With the outbreak of World War II in 1939, Elizabeth and her sister Princess Margaret largely stayed out of London, having been relocated to Windsor Castle. From there she made the first of her famous radio broadcasts, with this particular speech reassuring the children of Britain who had been evacuated from their homes and families. The 14-year-old princess, showing her calm and firm personality, told them “that in the end, all will be well; for God will care for us and give us victory and peace.”

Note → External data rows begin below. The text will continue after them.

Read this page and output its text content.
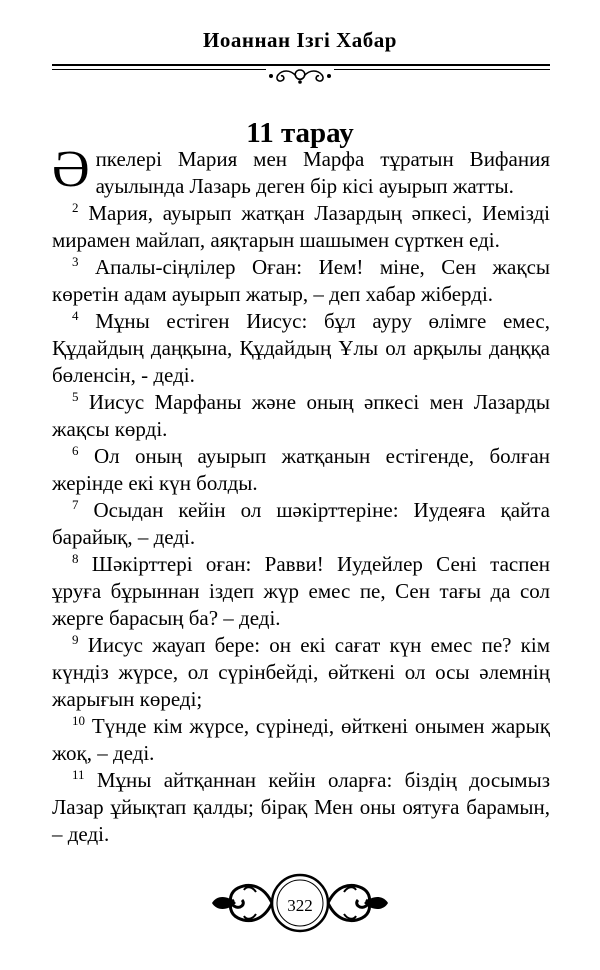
Иоаннан Ізгі Хабар
11 тарау

Әпкелері Мария мен Марфа тұратын Вифания ауылында Лазарь деген бір кісі ауырып жатты.

$^2$ Мария, ауырып жатқан Лазардың әпкесі, Иемізді мирамен майлап, аяқтарын шашымен сүрткен еді.

$^3$ Апалы-сіңлілер Оған: Ием! міне, Сен жақсы көретін адам ауырып жатыр, – деп хабар жіберді.

$^4$ Мұны естіген Иисус: бұл ауру өлімге емес, Құдайдың даңқына, Құдайдың Ұлы ол арқылы даңққа бөленсін, - деді.

$^5$ Иисус Марфаны және оның әпкесі мен Лазарды жақсы көрді.

$^6$ Ол оның ауырып жатқанын естігенде, болған жерінде екі күн болды.

$^7$ Осыдан кейін ол шәкірттеріне: Иудеяға қайта барайық, – деді.

$^8$ Шәкірттері оған: Равви! Иудейлер Сені таспен ұруға бұрыннан іздеп жүр емес пе, Сен тағы да сол жерге барасың ба? – деді.

$^9$ Иисус жауап бере: он екі сағат күн емес пе? кім күндіз жүрсе, ол сүрінбейді, өйткені ол осы әлемнің жарығын көреді;

$^{10}$ Түнде кім жүрсе, сүрінеді, өйткені онымен жарық жоқ, – деді.

$^{11}$ Мұны айтқаннан кейін оларға: біздің досымыз Лазар ұйықтап қалды; бірақ Мен оны оятуға барамын, – деді.

322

Elizabeth soon started taking on other public duties. Appointed colonel-in-chief of the Grenadier Guards by her father, Elizabeth made her first public appearance inspecting the troops in 1942. She also began to accompany her parents on official visits within Britain.
In 1945, Elizabeth joined the Auxiliary Territorial Service to help in the war effort. She trained side-by-side with other British women to be an expert driver and mechanic. While her volunteer work only lasted a few months, it offered Elizabeth a glimpse into a different, non-royal world. She had another vivid experience outside of the monarchy when she and Margaret were allowed to mingle anonymously among the citizenry on Victory in Europe Day.